AI Agents

An MCP server that feeds coding agents Astralis's current component APIs, props, and theming, instead of guesses.

The problem it solves#

Ask an AI agent to write Astralis code and it may invent props, guess variants, and reach for APIs that don't exist, working from stale or second-hand knowledge instead of the real component contracts. The astralis-mcp server closes that gap: it exposes the live documentation over the Model Context Protocol, so the agent reads the same component docs you do (current props tables, demo source, and theming guides) at the moment it writes code.

Setup#

The fastest path is the CLI, which walks you through connecting one client:

npx astralis-cli connect-mcp

It supports Claude Code, Codex, Cursor, Claude Desktop, and Antigravity, and configures the one you pick: running its mcp add command, or writing its JSON config with your existing config backed up first.

Configure a client by hand#

Claude Code (and Codex) take an mcp add command directly:

claude mcp add astralis -- npx -y astralis-mcp

Any other MCP client takes the same server entry in its config file:

{
  "mcpServers": {
    "astralis": {
      "command": "npx",
      "args": ["-y", "astralis-mcp"]
    }
  }
}

What the agent gets#

The server exposes eight tools:

ToolReturns
list_componentsEvery docs page (components and guides) with slug, title, description, section, and kind. The agent calls this first to discover what exists.
get_componentFull docs for one component: usage, the complete props table, accessibility notes, and runnable demo source.
get_guideOne guide page (installation, theming, tokens, and the rest) as markdown.
search_docsFull-text search across all documentation, with a snippet around each hit.
get_themingThe complete theming reference: token system, dark mode, runtime brand color, the accent channel, and every design-token scale.
list_blocksEvery block (prebuilt page sections) with id, description, category, and the components it composes.
get_blockOne block's metadata plus the complete source of its files, ready to write into a project.
validate_codeA verdict on Astralis TSX the agent wrote, checked against the design system's machine-readable spec: unknown components or parts, off-token values, invalid recipe values (variant="primary" is a Chakra habit, not a Button variant), dead astralis:* classes, broken compound anatomy, a11y mistakes. Errors name the valid alternatives, so the agent fixes its own code and validates again before showing it to you.

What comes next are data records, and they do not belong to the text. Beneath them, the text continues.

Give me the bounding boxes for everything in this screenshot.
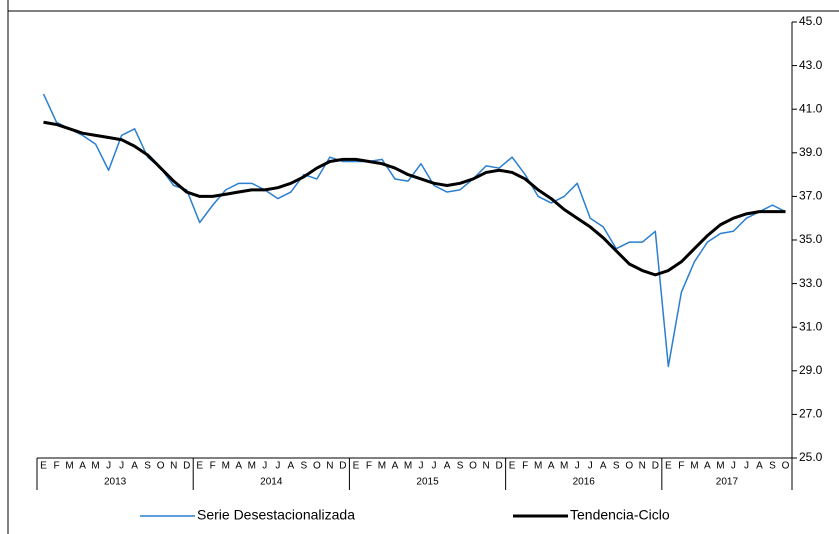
y-tick-label: 41.0 <box>799 101 823 115</box>
x-tick-label: J <box>419 461 424 472</box>
x-tick-label: M <box>91 461 99 472</box>
x-tick-label: J <box>106 461 111 472</box>
x-tick-label: M <box>248 461 256 472</box>
x-tick-label: O <box>469 461 477 472</box>
x-tick-label: M <box>560 461 568 472</box>
series-line <box>42 93 786 368</box>
x-tick-label: J <box>119 461 124 472</box>
x-tick-label: A <box>392 461 399 472</box>
x-tick-label: J <box>575 461 580 472</box>
x-tick-label: O <box>782 461 790 472</box>
x-tick-label: S <box>144 461 151 472</box>
x-tick-label: F <box>210 461 216 472</box>
x-tick-label: A <box>548 461 555 472</box>
x-tick-label: F <box>522 461 528 472</box>
x-tick-label: N <box>639 461 646 472</box>
x-tick-label: A <box>235 461 242 472</box>
x-tick-label: A <box>131 461 138 472</box>
x-tick-label: S <box>769 461 776 472</box>
y-tick-label: 27.0 <box>799 407 823 421</box>
x-tick-label: N <box>482 461 489 472</box>
x-tick-label: A <box>756 461 763 472</box>
x-tick-label: D <box>652 461 659 472</box>
x-tick-label: E <box>40 461 47 472</box>
x-tick-label: S <box>457 461 464 472</box>
group-label: 2016 <box>573 477 596 488</box>
group-label: 2017 <box>716 477 739 488</box>
x-tick-label: A <box>600 461 607 472</box>
x-tick-label: N <box>170 461 177 472</box>
x-tick-label: A <box>704 461 711 472</box>
y-tick-label: 31.0 <box>799 319 823 333</box>
x-tick-label: F <box>366 461 372 472</box>
x-tick-label: E <box>353 461 360 472</box>
x-tick-label: M <box>690 461 698 472</box>
x-tick-label: J <box>731 461 736 472</box>
x-tick-label: J <box>432 461 437 472</box>
x-tick-label: D <box>339 461 346 472</box>
x-tick-label: S <box>301 461 308 472</box>
x-tick-label: J <box>275 461 280 472</box>
x-tick-label: J <box>588 461 593 472</box>
y-tick-label: 35.0 <box>799 232 823 246</box>
y-tick-label: 43.0 <box>799 58 823 72</box>
x-tick-label: O <box>157 461 165 472</box>
legend-label: Tendencia-Ciclo <box>570 507 670 523</box>
x-tick-label: A <box>79 461 86 472</box>
x-tick-label: J <box>262 461 267 472</box>
group-label: 2013 <box>104 477 127 488</box>
x-tick-label: D <box>495 461 502 472</box>
y-tick-label: 45.0 <box>799 14 823 28</box>
x-tick-label: F <box>53 461 59 472</box>
x-tick-label: M <box>65 461 73 472</box>
group-label: 2014 <box>260 477 283 488</box>
x-tick-label: E <box>196 461 203 472</box>
x-tick-label: O <box>625 461 633 472</box>
x-tick-label: S <box>613 461 620 472</box>
y-tick-label: 33.0 <box>799 276 823 290</box>
y-tick-label: 39.0 <box>799 145 823 159</box>
series-line <box>43 120 786 277</box>
group-label: 2015 <box>416 477 439 488</box>
x-tick-label: N <box>326 461 333 472</box>
x-tick-label: J <box>744 461 749 472</box>
x-tick-label: A <box>444 461 451 472</box>
x-tick-label: M <box>716 461 724 472</box>
y-tick-label: 25.0 <box>799 450 823 464</box>
y-tick-label: 29.0 <box>799 363 823 377</box>
x-tick-label: M <box>378 461 386 472</box>
x-tick-label: M <box>534 461 542 472</box>
legend-label: Serie Desestacionalizada <box>197 507 355 523</box>
x-tick-label: D <box>183 461 190 472</box>
x-tick-label: O <box>313 461 321 472</box>
x-tick-label: A <box>288 461 295 472</box>
y-tick-label: 37.0 <box>799 189 823 203</box>
x-tick-label: E <box>509 461 516 472</box>
x-tick-label: M <box>404 461 412 472</box>
x-tick-label: E <box>665 461 672 472</box>
x-tick-label: M <box>222 461 230 472</box>
x-tick-label: F <box>678 461 684 472</box>
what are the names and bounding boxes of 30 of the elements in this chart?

The last one is the difference between retrieval and verification: the other tools help the agent write against the system; validate_code proves what it wrote is inside the system. Validation is pure computation: it runs locally in the server process, uses no model, and prefers the spec of the astralis-ui version installed in your project. It is the same validator as astralis validate, so the rules the agent checks against are the ones you run in CI.

The spec itself (dist/system-spec.json in the installed package, or /system-spec.json on this site) also records each component's client field (none, leaf, or required), classified from the shipped module graph at build time. No tool returns it yet, but an agent that reads the spec can check whether a component ships client JavaScript before putting it in a Server Component.

How it stays current#

The server holds no copy of the docs. It reads them from this site's machine-readable endpoints, the same single pipeline that renders the pages you are reading now, so its answers can never drift from what's published. Ship a doc update and every connected agent sees it. If the site can't be reached, every tool returns an error that says so, never an answer the agent might trust, such as a real component reported as unknown.

When you're working on unpublished docs, point the server at a local build:

ASTRALIS_DOCS_URL=http://localhost:3000

Browsing agents#

An agent that browses the web rather than speaking MCP can read the docs directly: llms.txt is the index of every page, and llms-full.txt is the entire documentation inlined into one file.